Verfassungsrechtlich war es aber nicht mehr haltbar. Und die
Sozialdemokratie akzeptierte derlei in der Schulpolitik natuerlich
nicht -- also wurde das Konkordat schlicht ignoriert. Man hatte
ausserdem damals wohl andere Sorgen.

1962. Der oft zitierte "Schutt" der Nachkriegszeit war weggeraeumt,
nun wurde der alte Rechtsschutt langsam aufgearbeitet. Mit Betonung
auf langsam. So kam wohl auch irgendwann das Konkordat zur Sprache.

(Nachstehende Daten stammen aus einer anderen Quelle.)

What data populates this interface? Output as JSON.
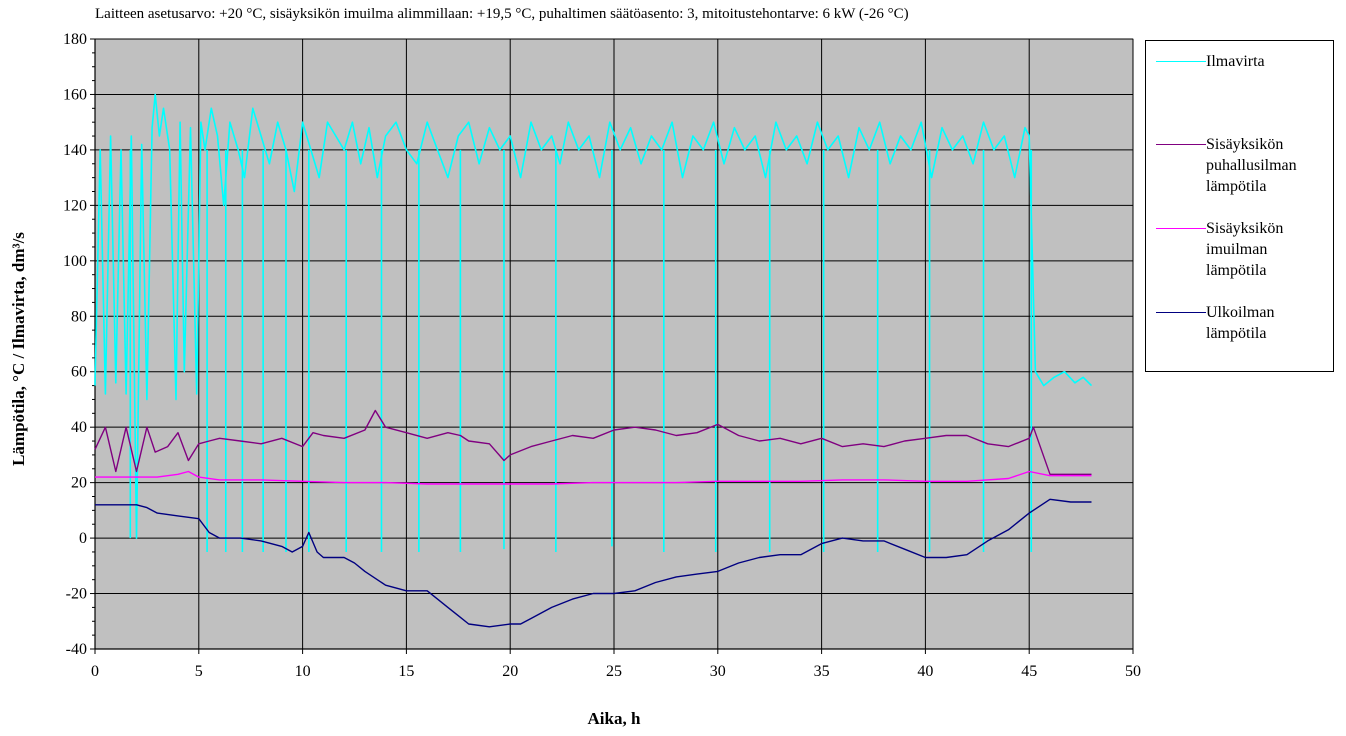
{
  "figure": {
    "title": "Laitteen asetusarvo: +20 °C, sisäyksikön imuilma alimmillaan: +19,5 °C, puhaltimen säätöasento: 3, mitoitustehontarve: 6 kW (-26 °C)"
  },
  "chart_data": {
    "type": "line",
    "title": "Laitteen asetusarvo: +20 °C, sisäyksikön imuilma alimmillaan: +19,5 °C, puhaltimen säätöasento: 3, mitoitustehontarve: 6 kW (-26 °C)",
    "xlabel": "Aika, h",
    "ylabel": "Lämpötila, °C / Ilmavirta, dm³/s",
    "xlim": [
      0,
      50
    ],
    "ylim": [
      -40,
      180
    ],
    "xticks": [
      0,
      5,
      10,
      15,
      20,
      25,
      30,
      35,
      40,
      45,
      50
    ],
    "yticks": [
      -40,
      -20,
      0,
      20,
      40,
      60,
      80,
      100,
      120,
      140,
      160,
      180
    ],
    "grid": true,
    "plot_background": "#c0c0c0",
    "legend_position": "right",
    "series": [
      {
        "name": "Ilmavirta",
        "color": "#00ffff",
        "x": [
          0,
          0.25,
          0.5,
          0.75,
          1.0,
          1.25,
          1.5,
          1.75,
          2.0,
          2.25,
          2.5,
          2.75,
          2.9,
          3.1,
          3.3,
          3.6,
          3.9,
          4.1,
          4.3,
          4.6,
          4.9,
          5.1,
          5.3,
          5.6,
          5.9,
          6.2,
          6.5,
          6.9,
          7.2,
          7.6,
          8.0,
          8.4,
          8.8,
          9.2,
          9.6,
          10.0,
          10.4,
          10.8,
          11.2,
          11.6,
          12.0,
          12.4,
          12.8,
          13.2,
          13.6,
          14.0,
          14.5,
          15.0,
          15.5,
          16.0,
          16.5,
          17.0,
          17.5,
          18.0,
          18.5,
          19.0,
          19.5,
          20.0,
          20.5,
          21.0,
          21.5,
          22.0,
          22.4,
          22.8,
          23.3,
          23.8,
          24.3,
          24.8,
          25.3,
          25.8,
          26.3,
          26.8,
          27.3,
          27.8,
          28.3,
          28.8,
          29.3,
          29.8,
          30.3,
          30.8,
          31.3,
          31.8,
          32.3,
          32.8,
          33.3,
          33.8,
          34.3,
          34.8,
          35.3,
          35.8,
          36.3,
          36.8,
          37.3,
          37.8,
          38.3,
          38.8,
          39.3,
          39.8,
          40.3,
          40.8,
          41.3,
          41.8,
          42.3,
          42.8,
          43.3,
          43.8,
          44.3,
          44.8,
          45.0,
          45.3,
          45.7,
          46.2,
          46.7,
          47.2,
          47.6,
          48.0
        ],
        "y": [
          55,
          140,
          52,
          145,
          56,
          140,
          52,
          145,
          0,
          142,
          50,
          148,
          160,
          145,
          155,
          140,
          50,
          150,
          60,
          148,
          52,
          150,
          140,
          155,
          145,
          120,
          150,
          140,
          130,
          155,
          145,
          135,
          150,
          140,
          125,
          150,
          140,
          130,
          150,
          145,
          140,
          150,
          135,
          148,
          130,
          145,
          150,
          140,
          135,
          150,
          140,
          130,
          145,
          150,
          135,
          148,
          140,
          145,
          130,
          150,
          140,
          145,
          135,
          150,
          140,
          145,
          130,
          150,
          140,
          148,
          135,
          145,
          140,
          150,
          130,
          145,
          140,
          150,
          135,
          148,
          140,
          145,
          130,
          150,
          140,
          145,
          135,
          150,
          140,
          145,
          130,
          148,
          140,
          150,
          135,
          145,
          140,
          150,
          130,
          148,
          140,
          145,
          135,
          150,
          140,
          145,
          130,
          148,
          145,
          60,
          55,
          58,
          60,
          56,
          58,
          55
        ],
        "dips_to": [
          [
            1.7,
            0
          ],
          [
            5.4,
            -5
          ],
          [
            6.3,
            -5
          ],
          [
            7.1,
            -5
          ],
          [
            8.1,
            -5
          ],
          [
            9.2,
            -5
          ],
          [
            10.3,
            -5
          ],
          [
            12.1,
            -5
          ],
          [
            13.8,
            -5
          ],
          [
            15.6,
            -5
          ],
          [
            17.6,
            -5
          ],
          [
            19.7,
            -4
          ],
          [
            22.2,
            -5
          ],
          [
            24.9,
            -3
          ],
          [
            27.4,
            -5
          ],
          [
            29.9,
            -5
          ],
          [
            32.5,
            -5
          ],
          [
            35.1,
            -5
          ],
          [
            37.7,
            -5
          ],
          [
            40.2,
            -5
          ],
          [
            42.8,
            -5
          ],
          [
            45.1,
            -5
          ]
        ]
      },
      {
        "name": "Sisäyksikön\npuhallusilman\nlämpötila",
        "color": "#800080",
        "x": [
          0,
          0.5,
          1.0,
          1.5,
          2.0,
          2.5,
          2.9,
          3.5,
          4.0,
          4.5,
          5.0,
          5.5,
          6.0,
          7.0,
          8.0,
          9.0,
          10.0,
          10.5,
          11.0,
          12.0,
          13.0,
          13.5,
          14.0,
          15.0,
          16.0,
          17.0,
          17.6,
          18.0,
          19.0,
          19.7,
          20.0,
          21.0,
          22.0,
          23.0,
          24.0,
          25.0,
          26.0,
          27.0,
          28.0,
          29.0,
          30.0,
          31.0,
          32.0,
          33.0,
          34.0,
          35.0,
          36.0,
          37.0,
          38.0,
          39.0,
          40.0,
          41.0,
          42.0,
          43.0,
          44.0,
          45.0,
          45.2,
          46.0,
          47.0,
          48.0
        ],
        "y": [
          32,
          40,
          24,
          40,
          24,
          40,
          31,
          33,
          38,
          28,
          34,
          35,
          36,
          35,
          34,
          36,
          33,
          38,
          37,
          36,
          39,
          46,
          40,
          38,
          36,
          38,
          37,
          35,
          34,
          28,
          30,
          33,
          35,
          37,
          36,
          39,
          40,
          39,
          37,
          38,
          41,
          37,
          35,
          36,
          34,
          36,
          33,
          34,
          33,
          35,
          36,
          37,
          37,
          34,
          33,
          36,
          40,
          23,
          23,
          23
        ]
      },
      {
        "name": "Sisäyksikön\nimuilman\nlämpötila",
        "color": "#ff00ff",
        "x": [
          0,
          2,
          3,
          4,
          4.5,
          5,
          6,
          8,
          10,
          12,
          14,
          16,
          18,
          20,
          22,
          24,
          26,
          28,
          30,
          32,
          34,
          36,
          38,
          40,
          42,
          44,
          45,
          46,
          48
        ],
        "y": [
          22,
          22,
          22,
          23,
          24,
          22,
          21,
          21,
          20.5,
          20,
          20,
          19.5,
          19.5,
          19.5,
          19.5,
          20,
          20,
          20,
          20.5,
          20.5,
          20.5,
          21,
          21,
          20.5,
          20.5,
          21.5,
          24,
          22.5,
          22.5
        ]
      },
      {
        "name": "Ulkoilman\nlämpötila",
        "color": "#000080",
        "x": [
          0,
          1,
          2,
          2.5,
          3,
          4,
          5,
          5.5,
          6,
          7,
          8,
          9,
          9.5,
          10,
          10.3,
          10.7,
          11,
          12,
          12.5,
          13,
          14,
          15,
          15.5,
          16,
          16.5,
          17,
          17.5,
          18,
          19,
          20,
          20.5,
          21,
          22,
          23,
          24,
          25,
          26,
          27,
          28,
          29,
          30,
          31,
          32,
          33,
          34,
          35,
          36,
          37,
          38,
          39,
          40,
          41,
          42,
          43,
          44,
          45,
          46,
          47,
          48
        ],
        "y": [
          12,
          12,
          12,
          11,
          9,
          8,
          7,
          2,
          0,
          0,
          -1,
          -3,
          -5,
          -3,
          2,
          -5,
          -7,
          -7,
          -9,
          -12,
          -17,
          -19,
          -19,
          -19,
          -22,
          -25,
          -28,
          -31,
          -32,
          -31,
          -31,
          -29,
          -25,
          -22,
          -20,
          -20,
          -19,
          -16,
          -14,
          -13,
          -12,
          -9,
          -7,
          -6,
          -6,
          -2,
          0,
          -1,
          -1,
          -4,
          -7,
          -7,
          -6,
          -1,
          3,
          9,
          14,
          13,
          13
        ]
      }
    ]
  }
}
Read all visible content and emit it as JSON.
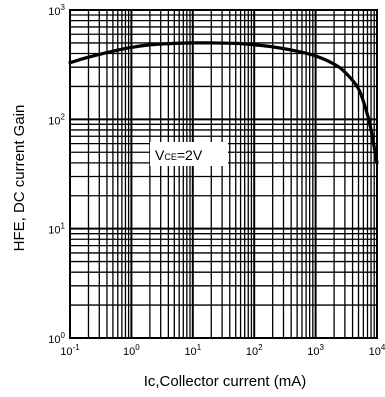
{
  "chart_data": {
    "type": "line",
    "x_scale": "log",
    "y_scale": "log",
    "xlim": [
      0.1,
      10000
    ],
    "ylim": [
      1,
      1000
    ],
    "grid": true,
    "xlabel": "Ic,Collector current  (mA)",
    "ylabel": "HFE, DC current Gain",
    "x_ticks": [
      {
        "base": "10",
        "exp": "-1"
      },
      {
        "base": "10",
        "exp": "0"
      },
      {
        "base": "10",
        "exp": "1"
      },
      {
        "base": "10",
        "exp": "2"
      },
      {
        "base": "10",
        "exp": "3"
      },
      {
        "base": "10",
        "exp": "4"
      }
    ],
    "y_ticks": [
      {
        "base": "10",
        "exp": "0"
      },
      {
        "base": "10",
        "exp": "1"
      },
      {
        "base": "10",
        "exp": "2"
      },
      {
        "base": "10",
        "exp": "3"
      }
    ],
    "annotation": {
      "main": "V",
      "sub": "CE",
      "rest": "=2V"
    },
    "series": [
      {
        "x": [
          0.1,
          0.2,
          0.5,
          1,
          2,
          5,
          10,
          20,
          50,
          100,
          200,
          500,
          1000,
          2000,
          3000,
          5000,
          7000,
          8000,
          10000
        ],
        "y": [
          330,
          370,
          420,
          455,
          480,
          495,
          500,
          500,
          495,
          480,
          460,
          420,
          380,
          320,
          270,
          190,
          110,
          80,
          40
        ]
      }
    ]
  }
}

Was man sich damals in der Grossen Koalition so ueberlegt hat, ist
heute nur mehr schwer oder gar nicht recherchierbar, aber zu vermuten
ist Folgendes: Die Zwickmuehle zwischen Voelkerrecht und
Verfassungsrecht wurde unertraeglich. Der Vatikan wusste, dass von
Oesterreich das alte Konkordat mehr oder weniger als derogiert, also
als nicht mehr rechtsgueltig, angesehen wurde. Und so kam es zu einem
neuen Vertrag, der zwar nur als durch die "Neuordnung des Schulwesens"
erforderliche Ergaenzung bezeichnet wurde, dennoch praktisch eine
teilweise Demontage des Vertrags war. In diesem Kompromiss finden sich
auch die oft zitierten Schulkreuze normiert. Die Bestimmung lautet
allerdings, dass, "wenn die Mehrzahl der Schueler einem christlichen
Religionsbekenntnis angehoert", die Kreuze anzubringen waeren --
selbst dem Konkordat stuende es also nicht entgegen, die Kruzifixe in
jenen Schulklassen, wo mehrheitlich Kinder aus nichtchristlichen (vor
allem mulimischen und atheistischen) Familien unterrichtet werden, zu
entfernen. In Wien muessten sich schon etliche solche Klassen finden
lassen, betraegt doch der christliche Anteil der Gesamtbevoelkerung in
diesem Bundesland nicht mehr viel mehr als die Haelfte.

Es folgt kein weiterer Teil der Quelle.